Similarly, there are inconsistent guideline recommendations for the use of nocturnal oxygen therapy. The British Thoracic Society recommends against nocturnal oxygen therapy for patients with both COPD and ILD, unless they meet the eligibility criteria for LTOT [79]. In contrast, the Thoracic Society of Australia and New Zealand guideline states that nocturnal oxygen therapy may be considered in patients with chronic lung diseases and nocturnal desaturation (defined as S_pO2 ≤88% for more than one-third of the night), particularly in the presence of hypoxia-related sequelae [80].

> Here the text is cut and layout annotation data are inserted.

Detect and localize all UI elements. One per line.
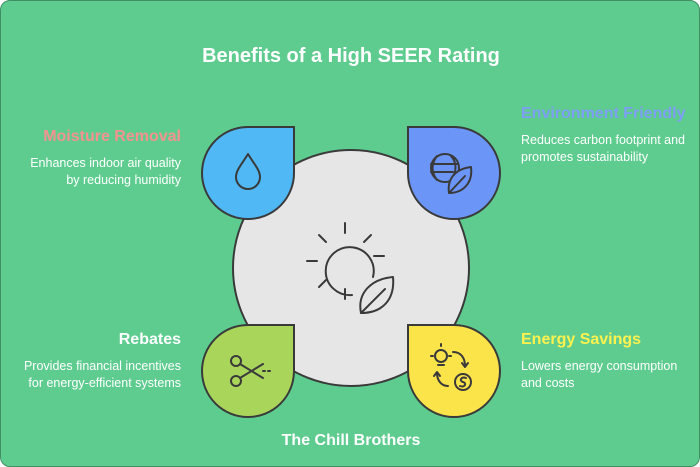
environment-description: Reduces carbon footprint and promotes su… <box>521 133 685 164</box>
rebates-shape <box>201 324 295 418</box>
environment-block: Environment Friendly Reduces carbon foot… <box>521 104 691 165</box>
scissors-icon <box>230 355 274 387</box>
sun-leaf-icon <box>306 222 395 314</box>
energy-description: Lowers energy consumption and costs <box>521 359 678 390</box>
energy-block: Energy Savings Lowers energy consumption… <box>521 330 691 391</box>
rebates-block: Rebates Provides financial incentives fo… <box>19 330 181 391</box>
rebates-label: Rebates <box>118 331 181 348</box>
environment-label: Environment Friendly <box>521 105 686 122</box>
rebates-description: Provides financial incentives for energy… <box>23 359 181 390</box>
globe-leaf-icon <box>430 153 473 194</box>
energy-label: Energy Savings <box>521 331 642 348</box>
moisture-label: Moisture Removal <box>43 128 181 145</box>
energy-shape <box>407 324 501 418</box>
droplet-icon <box>235 153 261 190</box>
footer-brand: The Chill Brothers <box>281 432 421 449</box>
bulb-dollar-cycle-icon <box>430 343 472 391</box>
page-title: Benefits of a High SEER Rating <box>202 45 500 67</box>
moisture-shape <box>201 126 295 220</box>
moisture-block: Moisture Removal Enhances indoor air qua… <box>19 127 181 188</box>
moisture-description: Enhances indoor air quality by reducing … <box>30 156 181 187</box>
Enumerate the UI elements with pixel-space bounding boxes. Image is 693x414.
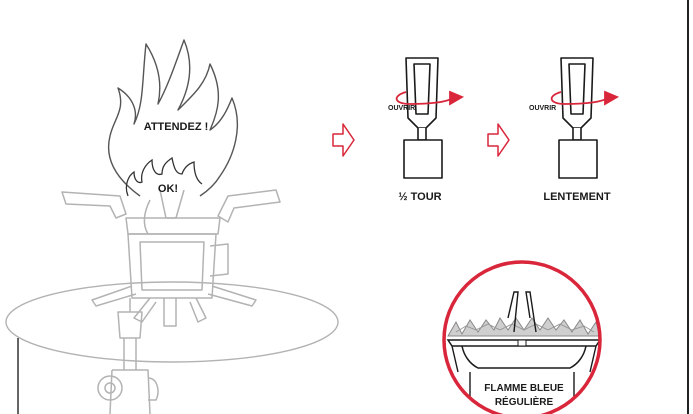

Heterogeneity in current guideline recommendations for AOT and nocturnal oxygen therapy reflects the lack of high-level evidence in this area. In addition, variation in funding availability and preconceptions of oxygen therapy from both physicians and patients have a significant impact on clinical practice. Current domiciliary oxygen therapy guidelines were written between 2008 and 2016. It is important that the latest evidence from the LOTT and AmbOx trials be incorporated into new guidelines and translated into clinical practice to improve patient care. Despite the consistent recommendation regarding LTOT, adherence to prescribing guidelines is poor, with marked variation across different regions, ranging from 14% to 63% [15, 83–86]. In order to translate evidence into clinical practice, it will be essential for national and international societies to work together with health bureaucracies to update and implement clinical guidelines, provide educational resources and monitor prescriber adherence.